LGBTQ+ people with low incomes must navigate multiple and compounding stressors related to their economic situation as well as their gender identity and/or sexual orientation, which can be especially harmful to their mental health.

State Leaders Should Address the Mental Health Needs of LGBTQ+ Californians

State policymakers should address the unique needs of LGBTQ+ Californians as they work to increase access to mental health services and bolster the state’s mental health workforce. For instance, state leaders can promote LGBTQ+-affirming training for behavioral health providers to better serve Californians receiving health services through Medi-Cal, as some advocates have proposed. Policymakers can also invest in efforts to make sure that the behavioral health workforce better reflects the diversity of all Californians, including their gender identities and sexual orientations.

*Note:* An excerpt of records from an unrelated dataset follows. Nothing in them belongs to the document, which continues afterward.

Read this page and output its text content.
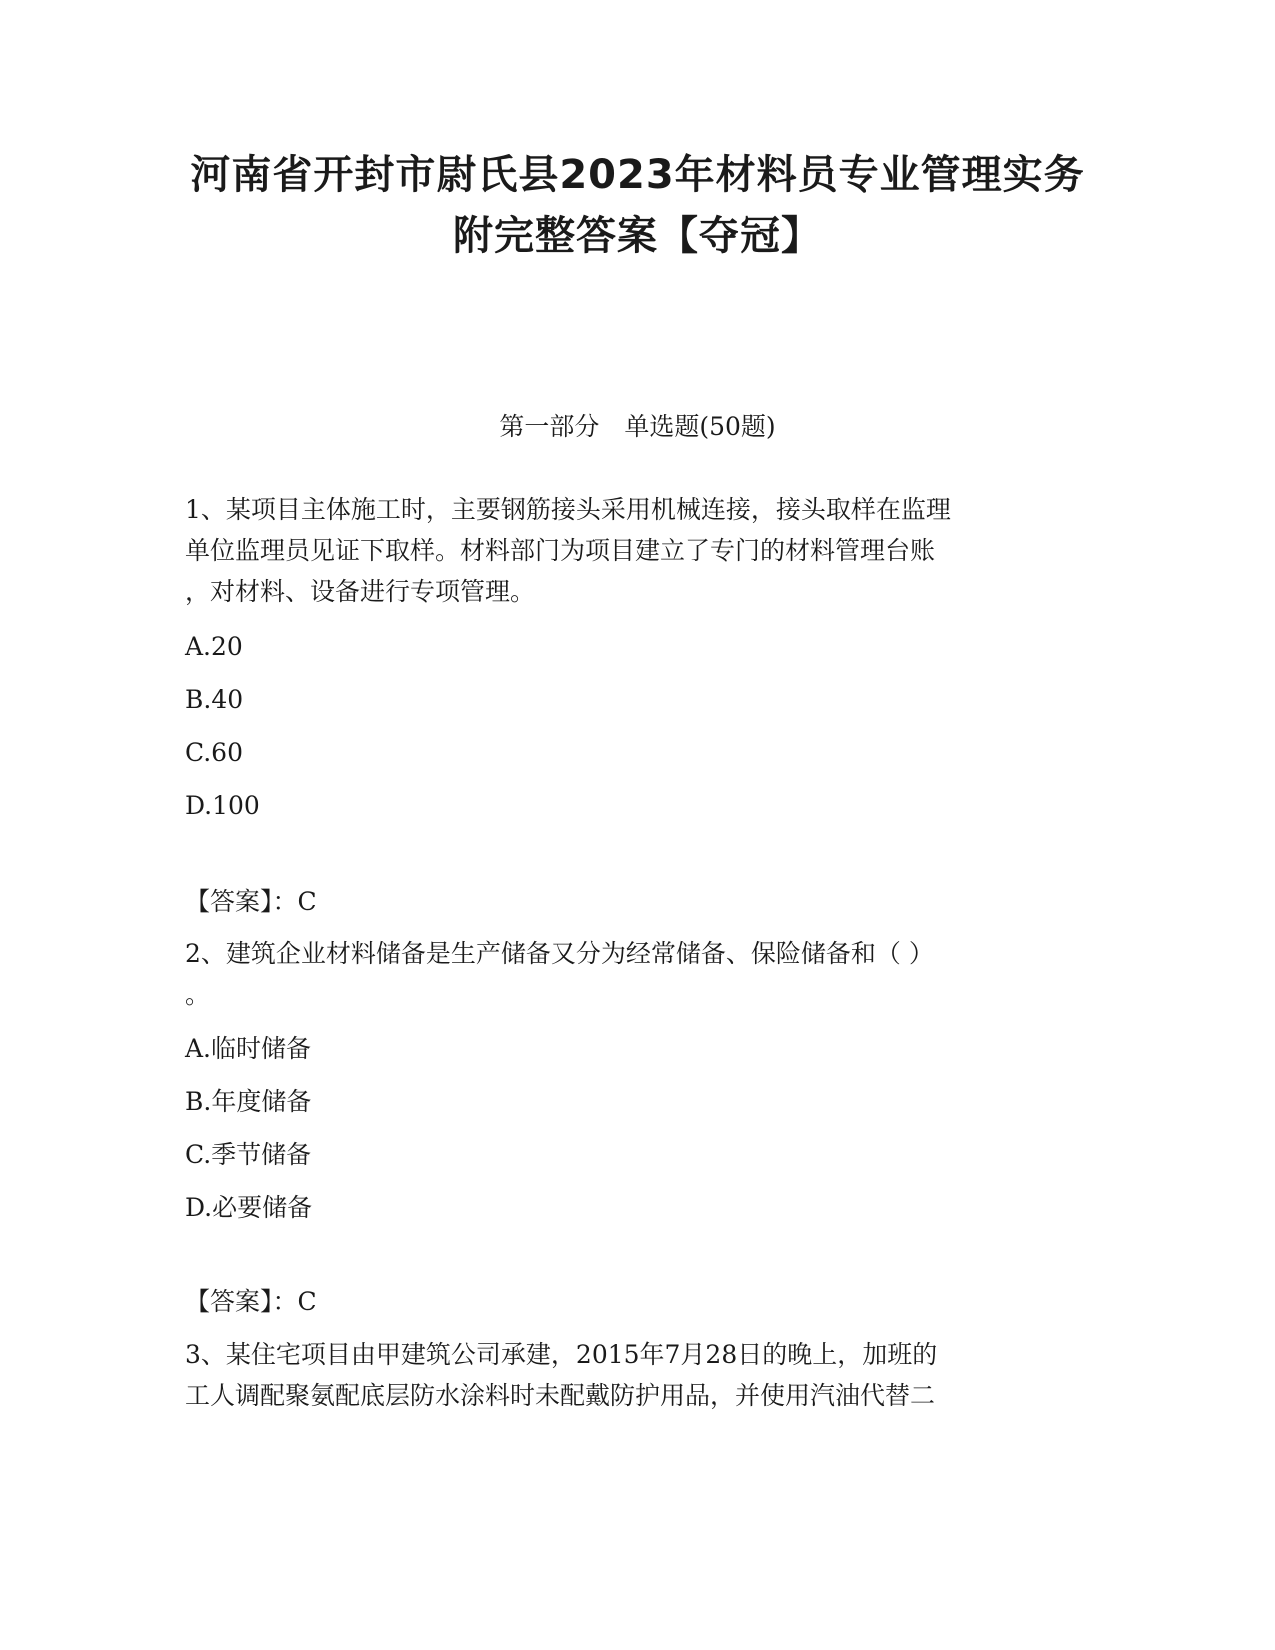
河南省开封市尉氏县2023年材料员专业管理实务
附完整答案【夺冠】

第一部分　单选题(50题)

1、某项目主体施工时，主要钢筋接头采用机械连接，接头取样在监理

单位监理员见证下取样。材料部门为项目建立了专门的材料管理台账

，对材料、设备进行专项管理。

A.20

B.40

C.60

D.100

【答案】：C

2、建筑企业材料储备是生产储备又分为经常储备、保险储备和（ ）

。

A.临时储备

B.年度储备

C.季节储备

D.必要储备

【答案】：C

3、某住宅项目由甲建筑公司承建，2015年7月28日的晚上，加班的

工人调配聚氨配底层防水涂料时未配戴防护用品，并使用汽油代替二
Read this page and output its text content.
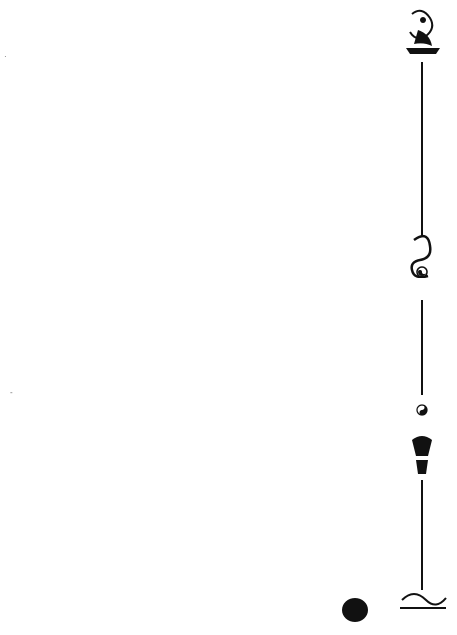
·
-
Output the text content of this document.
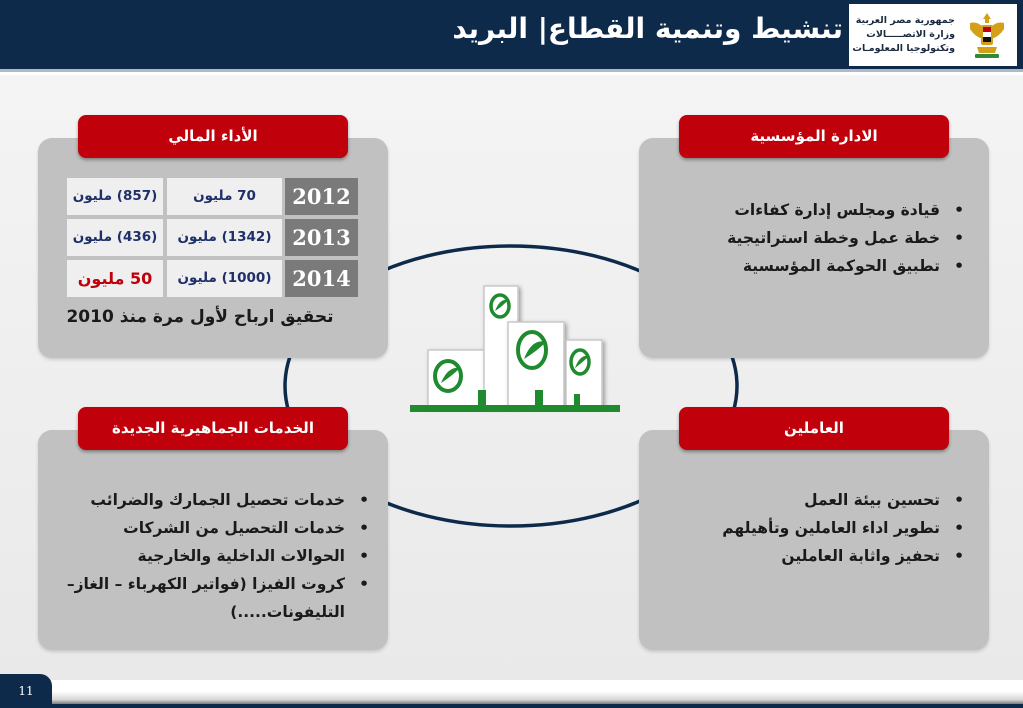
تنشيط وتنمية القطاع| البريد	جمهورية مصر العربية
وزارة الاتصـــــالات
وتكنولوجيا المعلومـات
الأداء المالي
(857) مليون	70 مليون	2012
(436) مليون	(1342) مليون 2013
50 مليون	(1000) مليون 2014
تحقيق ارباح لأول مرة منذ 2010
الادارة المؤسسية
• قيادة ومجلس إدارة كفاءات
• خطة عمل وخطة استراتيجية
• تطبيق الحوكمة المؤسسية
الخدمات الجماهيرية الجديدة
• خدمات تحصيل الجمارك والضرائب
• خدمات التحصيل من الشركات
• الحوالات الداخلية والخارجية
• كروت الفيزا (فواتير الكهرباء – الغاز– التليفونات.....)
العاملين
• تحسين بيئة العمل
• تطوير اداء العاملين وتأهيلهم
• تحفيز واثابة العاملين
11
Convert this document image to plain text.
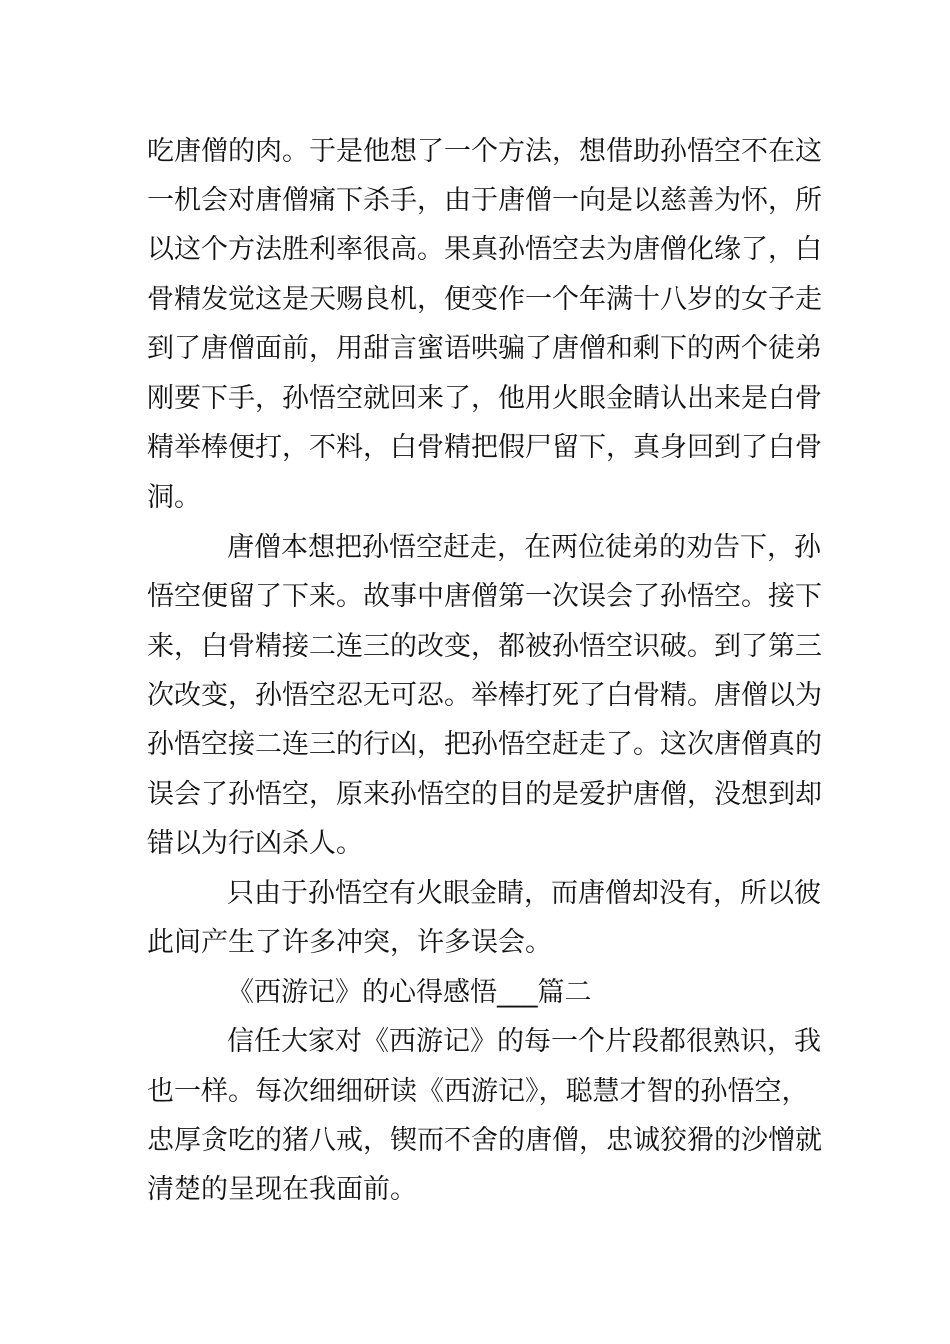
吃唐僧的肉。于是他想了一个方法，想借助孙悟空不在这
一机会对唐僧痛下杀手，由于唐僧一向是以慈善为怀，所
以这个方法胜利率很高。果真孙悟空去为唐僧化缘了，白
骨精发觉这是天赐良机，便变作一个年满十八岁的女子走
到了唐僧面前，用甜言蜜语哄骗了唐僧和剩下的两个徒弟
刚要下手，孙悟空就回来了，他用火眼金睛认出来是白骨
精举棒便打，不料，白骨精把假尸留下，真身回到了白骨
洞。
唐僧本想把孙悟空赶走，在两位徒弟的劝告下，孙
悟空便留了下来。故事中唐僧第一次误会了孙悟空。接下
来，白骨精接二连三的改变，都被孙悟空识破。到了第三
次改变，孙悟空忍无可忍。举棒打死了白骨精。唐僧以为
孙悟空接二连三的行凶，把孙悟空赶走了。这次唐僧真的
误会了孙悟空，原来孙悟空的目的是爱护唐僧，没想到却
错以为行凶杀人。
只由于孙悟空有火眼金睛，而唐僧却没有，所以彼
此间产生了许多冲突，许多误会。
《西游记》的心得感悟___篇二
信任大家对《西游记》的每一个片段都很熟识，我
也一样。每次细细研读《西游记》，聪慧才智的孙悟空，
忠厚贪吃的猪八戒，锲而不舍的唐僧，忠诚狡猾的沙憎就
清楚的呈现在我面前。
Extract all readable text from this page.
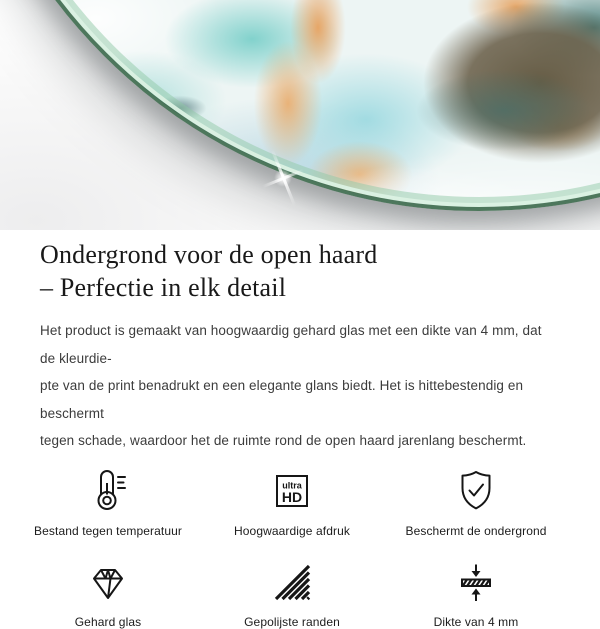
Ondergrond voor de open haard
– Perfectie in elk detail
Het product is gemaakt van hoogwaardig gehard glas met een dikte van 4 mm, dat de kleurdie-
pte van de print benadrukt en een elegante glans biedt. Het is hittebestendig en beschermt
tegen schade, waardoor het de ruimte rond de open haard jarenlang beschermt.
Bestand tegen temperatuur
ultra
HD
Hoogwaardige afdruk	Beschermt de ondergrond
Gehard glas	Gepolijste randen	Dikte van 4 mm
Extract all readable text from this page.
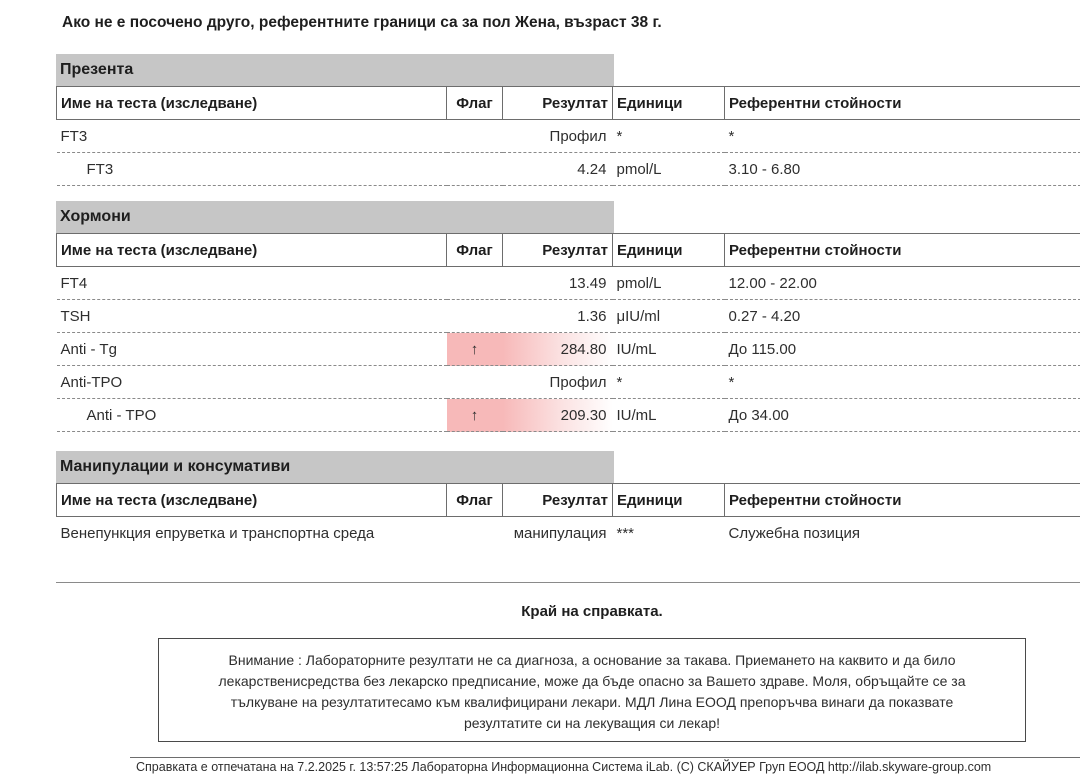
Ако не е посочено друго, референтните граници са за пол Жена, възраст 38 г.

Презента
Име на теста (изследване)	Флаг	Резултат	Единици	Референтни стойности
FT3		Профил	*	*
FT3		4.24	pmol/L	3.10 - 6.80
Хормони
Име на теста (изследване)	Флаг	Резултат	Единици	Референтни стойности
FT4		13.49	pmol/L	12.00 - 22.00
TSH		1.36	μIU/ml	0.27 - 4.20
Anti - Tg	↑	284.80	IU/mL	До 115.00
Anti-TPO		Профил	*	*
Anti - TPO	↑	209.30	IU/mL	До 34.00
Манипулации и консумативи
Име на теста (изследване)	Флаг	Резултат	Единици	Референтни стойности
Венепункция епруветка и транспортна среда		манипулация	***	Служебна позиция

Край на справката.

Внимание : Лабораторните резултати не са диагноза, а основание за такава. Приемането на каквито и да било
лекарственисредства без лекарско предписание, може да бъде опасно за Вашето здраве. Моля, обръщайте се за
тълкуване на резултатитесамо към квалифицирани лекари. МДЛ Лина ЕООД препоръчва винаги да показвате
резултатите си на лекуващия си лекар!

Справката е отпечатана на 7.2.2025 г. 13:57:25 Лабораторна Информационна Система iLab. (C) СКАЙУЕР Груп ЕООД http://ilab.skyware-group.com
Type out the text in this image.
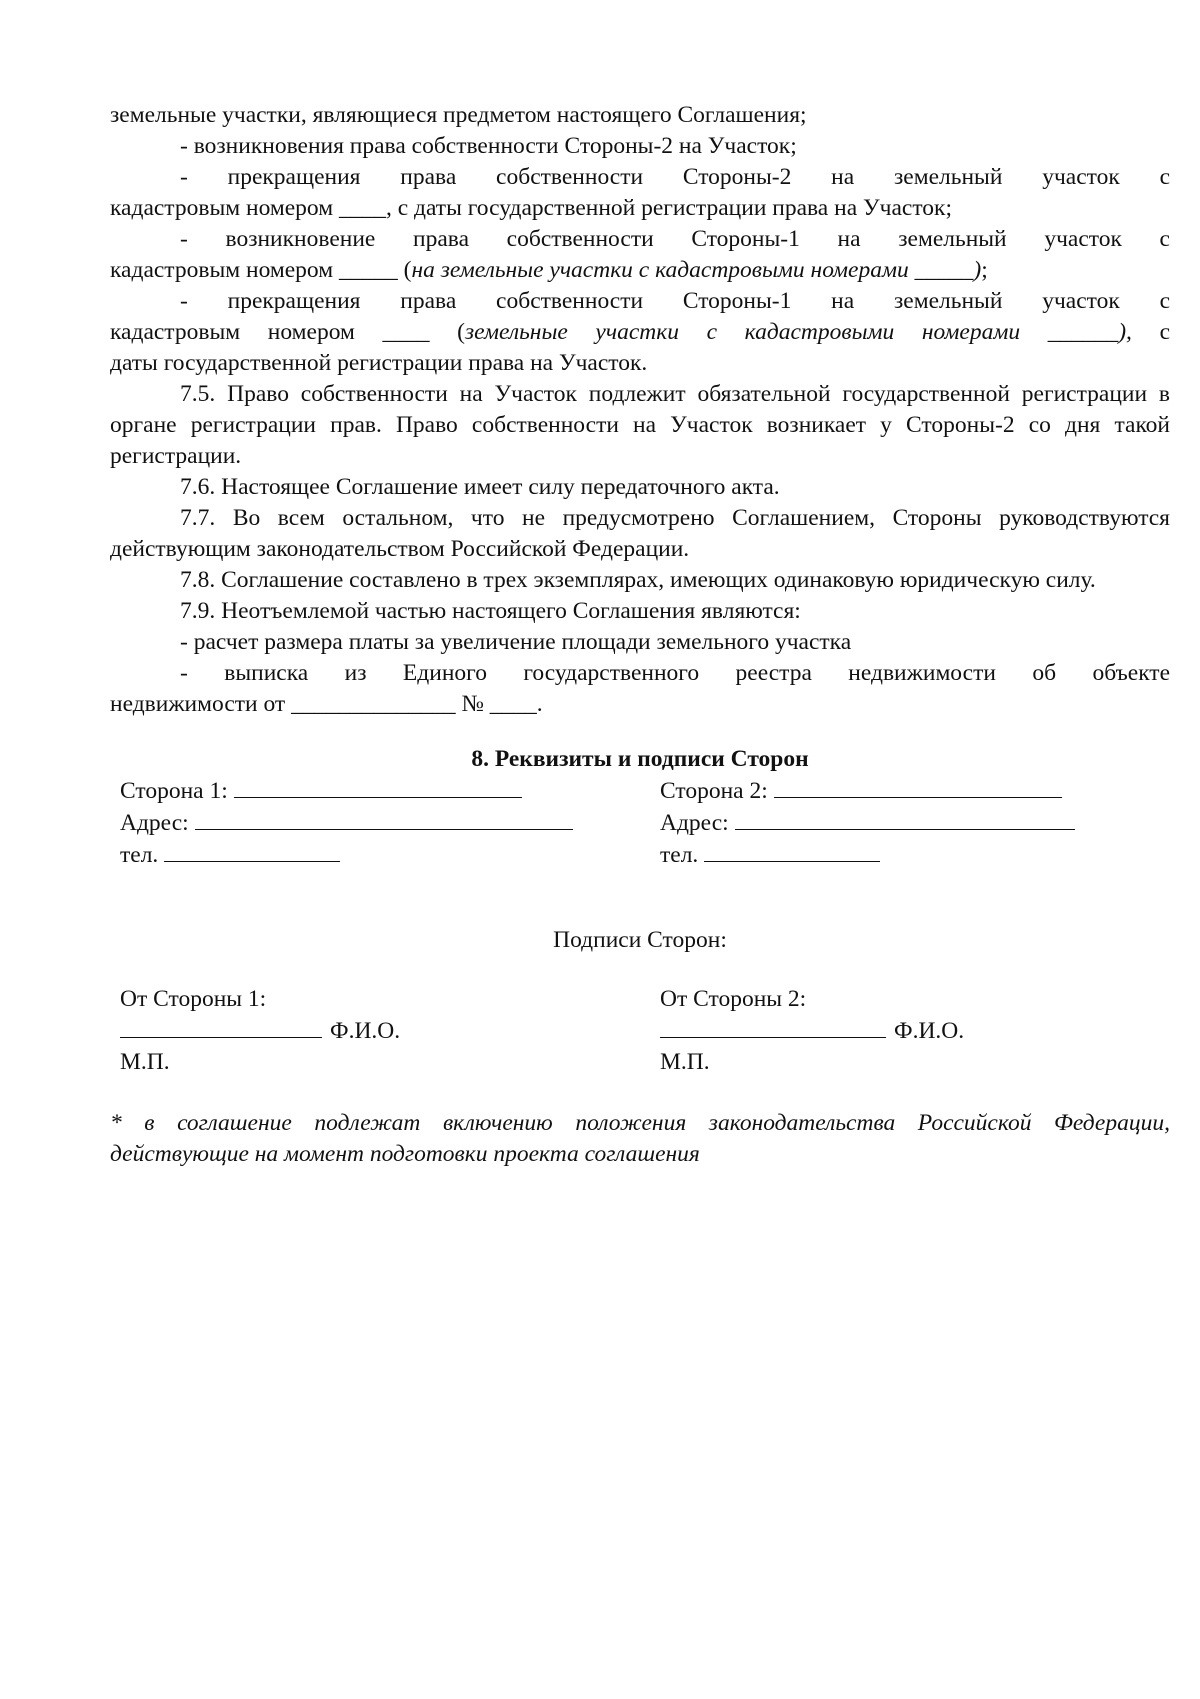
земельные участки, являющиеся предметом настоящего Соглашения;

- возникновения права собственности Стороны-2 на Участок;

- прекращения права собственности Стороны-2 на земельный участок с

кадастровым номером ____, с даты государственной регистрации права на Участок;

- возникновение права собственности Стороны-1 на земельный участок с

кадастровым номером _____ (на земельные участки с кадастровыми номерами _____);

- прекращения права собственности Стороны-1 на земельный участок с

кадастровым номером ____ (земельные участки с кадастровыми номерами ______), с

даты государственной регистрации права на Участок.

7.5. Право собственности на Участок подлежит обязательной государственной регистрации в органе регистрации прав. Право собственности на Участок возникает у Стороны-2 со дня такой регистрации.

7.6. Настоящее Соглашение имеет силу передаточного акта.

7.7. Во всем остальном, что не предусмотрено Соглашением, Стороны руководствуются действующим законодательством Российской Федерации.

7.8. Соглашение составлено в трех экземплярах, имеющих одинаковую юридическую силу.

7.9. Неотъемлемой частью настоящего Соглашения являются:

- расчет размера платы за увеличение площади земельного участка

- выписка из Единого государственного реестра недвижимости об объекте

недвижимости от ______________ № ____.

8. Реквизиты и подписи Сторон

Сторона 1:
Адрес:
тел.
Сторона 2:
Адрес:
тел.

Подписи Сторон:

От Стороны 1:
Ф.И.О.
М.П.
От Стороны 2:
Ф.И.О.
М.П.

* в соглашение подлежат включению положения законодательства Российской Федерации, действующие на момент подготовки проекта соглашения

Information About the US Census Bureau Household Pulse Survey Data:

The US Census Bureau Household Pulse Survey measures how the COVID-19 pandemic has impacted households across the country from a social and economic perspective. In July 2021, the survey began collecting information on current gender identity, sex assigned at birth, and sexual orientation. For the gender identity dimension, the possible responses are 1) male, 2) female, 3) transgender, and 4) none of these. The possible responses for the sexual orientation question are 1) gay or lesbian, 2) straight, that is not gay or lesbian, 3) bisexual, 4) something else, and 5) I don’t know.

Because some transgender individuals select male or female as their primary gender identity, the data presented for transgender Californians in this report also include respondents identifying as male or female whose current gender identity is different than their sex assigned at birth.

Data Displayed in this Report:

This report does not display results for respondents who selected “none of these” on the gender identity question or those who selected “something else” or “I don’t know” to the sexual orientation question — unless the respondents were categorized as gay or lesbian, bisexual, or transgender based on other survey responses. Previous research suggests that people selecting these options may or may not identify as LGBTQ+.11Conron et al., Food Insufficiency, 17. Given the inconclusiveness of these data, it may not be appropriate to assume that people selecting these responses are LGBTQ+. However, excluding these responses means that the data do not fully represent the experiences of some groups of LGBTQ+ Californians. These groups include but are not limited to: those who identify as nonbinary, genderqueer, gender fluid, two-spirit, or another gender identity; those identifying as pansexual, asexual, or another sexual orientation; and those questioning their sexual orientation or gender identity.

Why Inclusive Information Matters for California Policy:

In order to better understand the experiences and needs of various LGBTQ+ populations, it is crucial that future federal, state, local, and nongovernmental surveys both include questions about gender identity and sexual orientation and also refine these questions to more accurately reflect the diversity of LGBTQ+ communities. Policymakers can advance health and economic equity for LGBTQ+ individuals by ensuring that publicly funded data efforts include comprehensive and inclusive information about gender identities and sexual orientations.